49. Théodore Gudin

(Paris 1802 – 1880 Boulogne-sur-Seine)

Vue de la Corse depuis le navire « Le Véloce », 1839

« Pour peindre la mer, il faut avoir navigué. »1 Premier peintre de la Marine nommé par le roi Louis-Philippe, Théodore Gudin joignit l’acte à la parole. Après un rapide passage à l’École navale française, il abandonna ses études pour s’engager dans l’US Navy où il servit pendant trois ans. Rentré à Paris en 1822, il choisit alors la carrière de peintre, se formant dans l’atelier de Girodet avant de se spécialiser dans les représentations de batailles navales et les scènes de naufrage.

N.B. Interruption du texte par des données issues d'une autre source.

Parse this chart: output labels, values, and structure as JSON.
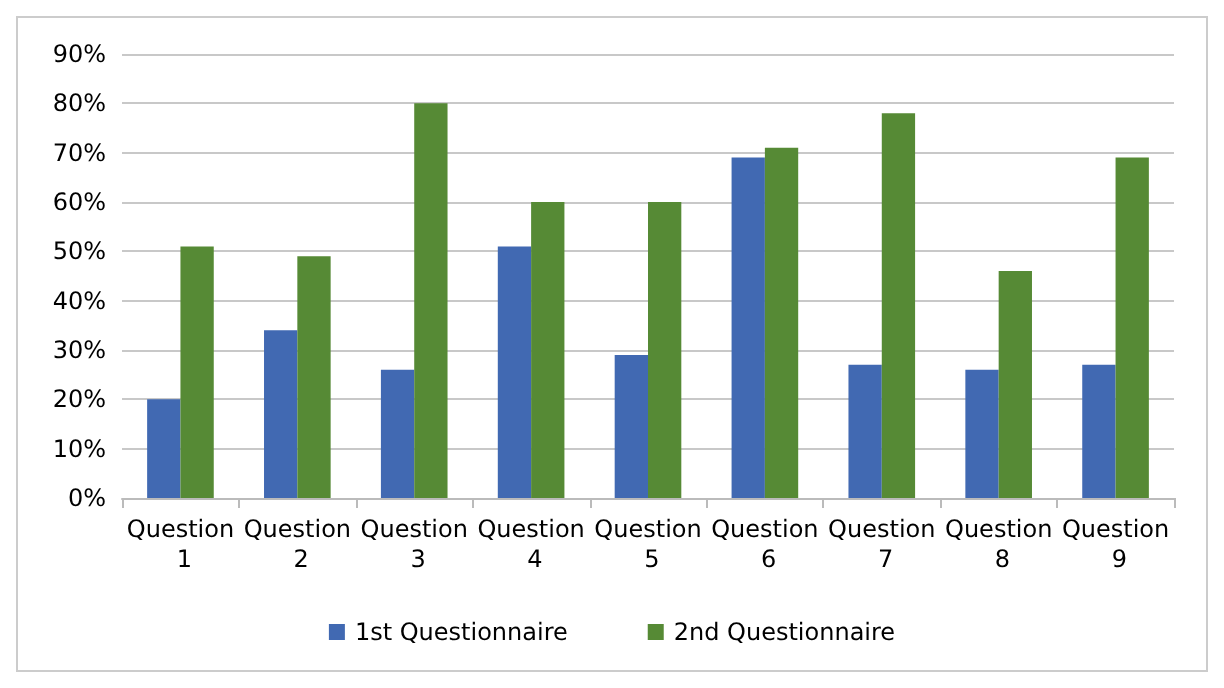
{
  "chart_data": {
    "type": "bar",
    "categories": [
      "Question 1",
      "Question 2",
      "Question 3",
      "Question 4",
      "Question 5",
      "Question 6",
      "Question 7",
      "Question 8",
      "Question 9"
    ],
    "series": [
      {
        "name": "1st Questionnaire",
        "color": "#4169b2",
        "values": [
          20,
          34,
          26,
          51,
          29,
          69,
          27,
          26,
          27
        ]
      },
      {
        "name": "2nd Questionnaire",
        "color": "#568a35",
        "values": [
          51,
          49,
          80,
          60,
          60,
          71,
          78,
          46,
          69
        ]
      }
    ],
    "ylim": [
      0,
      90
    ],
    "yticks": [
      {
        "value": 0,
        "label": "0%"
      },
      {
        "value": 10,
        "label": "10%"
      },
      {
        "value": 20,
        "label": "20%"
      },
      {
        "value": 30,
        "label": "30%"
      },
      {
        "value": 40,
        "label": "40%"
      },
      {
        "value": 50,
        "label": "50%"
      },
      {
        "value": 60,
        "label": "60%"
      },
      {
        "value": 70,
        "label": "70%"
      },
      {
        "value": 80,
        "label": "80%"
      },
      {
        "value": 90,
        "label": "90%"
      }
    ],
    "grid": "y",
    "legend": "bottom"
  }
}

Ces deux études (cat. 49 et 50) furent peintes à bord du vapeur Le Véloce en 1839, tandis que Gudin se consacrait à une commande royale de 135 peintures commémorant divers épisodes de l’histoire navale française destinées au musée de Versailles. Ici, travaillant dans un médium épais et gras, il brossa avec rapidité les nuages violacés au-dessus de la côte corse, la sombre silhouette d’un minuscule navire à peine perceptible à l’horizon. Pour l’esquisse que l’artiste peint perché sur le grand mât (cat. 50), dans une position instable, le point de vue plongeant très inhabituel donne à l’œuvre une immédiateté préfigurant la photographie instantanée. En 1846, Alexandre Dumas devait emprunter ce même navire pour son voyage en Afrique du Nord, dont il tira une publication intitulée Le Véloce ou Tanger, Alger et Tunis.

1Théodore Gudin, Souvenirs du baron Gudin, peintre de la Marine (1820-1870) publiés par Edmond Béraud, 3e éd., Paris, 1921, p. 34.